Friesz and his friend Georges Braque, a fellow native of Le Havre, had both studied at the conservative Ecole des Beaux-Arts in Paris in the late 1890s, but were totally radicalized by color at the turn of the century. Friesz's work was further transformed by his travels with Braque to the South of France. Together they visited L'Estaque, a port town outside of Marseilles, in the winter of 1906 and again in the spring of 1907. Like other converts to Fauvism, these sons of Normandy drew upon the brilliant colors of Mediterranean coast, yet departed drastically from nature in their creative interpretations thereof. The present painting exemplifies Friesz's uninhibited, sensual approach towards color and form from the outset of his career.
L'Estaque was, in this period, a beacon for ambitious young artists like Friesz. The Impressionist painter Paul Cezanne had famously devoted at least twenty canvases to the town, most of which depict the Gulf of Marseilles, in the 1880s. Unlike Cezanne, however, Friesz's edenic visions of L'Estaque essentially eliminate any signs of human habitation, let alone industry. In this work, Friesz offers a vertiginous view of a deserted cove, with shadows of bright purple, pink and blue.

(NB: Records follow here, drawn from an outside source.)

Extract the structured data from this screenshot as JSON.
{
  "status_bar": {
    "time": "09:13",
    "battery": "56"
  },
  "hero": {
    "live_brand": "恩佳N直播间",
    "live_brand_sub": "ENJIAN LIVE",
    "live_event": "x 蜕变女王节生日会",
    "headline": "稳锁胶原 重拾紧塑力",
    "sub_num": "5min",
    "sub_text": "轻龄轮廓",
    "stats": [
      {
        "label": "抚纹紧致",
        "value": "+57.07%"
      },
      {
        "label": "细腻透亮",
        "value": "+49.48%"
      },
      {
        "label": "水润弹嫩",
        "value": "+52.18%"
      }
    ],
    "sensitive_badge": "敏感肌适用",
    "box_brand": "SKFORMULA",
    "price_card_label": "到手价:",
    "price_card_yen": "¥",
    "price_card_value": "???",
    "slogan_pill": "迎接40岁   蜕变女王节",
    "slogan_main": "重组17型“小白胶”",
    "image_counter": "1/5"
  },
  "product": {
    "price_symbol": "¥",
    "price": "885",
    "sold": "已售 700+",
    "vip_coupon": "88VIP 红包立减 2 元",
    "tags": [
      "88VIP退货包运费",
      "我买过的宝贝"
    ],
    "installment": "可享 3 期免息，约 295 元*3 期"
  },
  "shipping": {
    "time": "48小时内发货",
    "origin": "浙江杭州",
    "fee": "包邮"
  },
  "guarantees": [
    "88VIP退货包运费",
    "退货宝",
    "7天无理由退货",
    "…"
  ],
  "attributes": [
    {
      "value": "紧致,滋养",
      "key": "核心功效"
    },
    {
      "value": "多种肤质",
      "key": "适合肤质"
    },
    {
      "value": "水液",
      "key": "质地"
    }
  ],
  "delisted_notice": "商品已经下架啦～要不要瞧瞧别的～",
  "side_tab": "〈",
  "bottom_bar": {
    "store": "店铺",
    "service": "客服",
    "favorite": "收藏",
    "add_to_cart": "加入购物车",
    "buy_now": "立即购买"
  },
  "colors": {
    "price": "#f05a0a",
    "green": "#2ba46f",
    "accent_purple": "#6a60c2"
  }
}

Pine trees, with red trunks and yellow, green and blue foliage, seem to dance and dangle off the edge of the cliff. All is amorphous and dripping with color; even the stones of the cliff seem to melt into the rippled surface of the sea, rendered in a delicious gradient of cool blues.
Soon after their idyllic trips to L'Estaque, Friesz and Braque began to diverge in their artistic styles. Friesz continued to experiment with irreverent and unorthodox colors, while Braque turned towards a more earthy, organic color palette. Braque's compositions became sharper and more linear, while Friesz's landscapes retained their soft, smooth and curvaceous qualities. Still, those seasons spent painting alongside Friesz in L'Estaque remained ecstatic memories for Braque, who later recalled his youthful excitement over the new formal concepts that he and Friesz embraced that winter and spring: "I was freed from the studios, only twenty-four and full of enthusiasm. I moved toward what for me represented novelty and joy, toward Fauvism. It was in the South of France that I first felt truly elated...what a joyful revelation I had there!" (quoted in R.R. Brettell et. al., The Robert Lehman Collection: Nineteenth- and Twentieth-Century Paintings, The Metropolitan Museum of Art, New York, 2009, p. 258).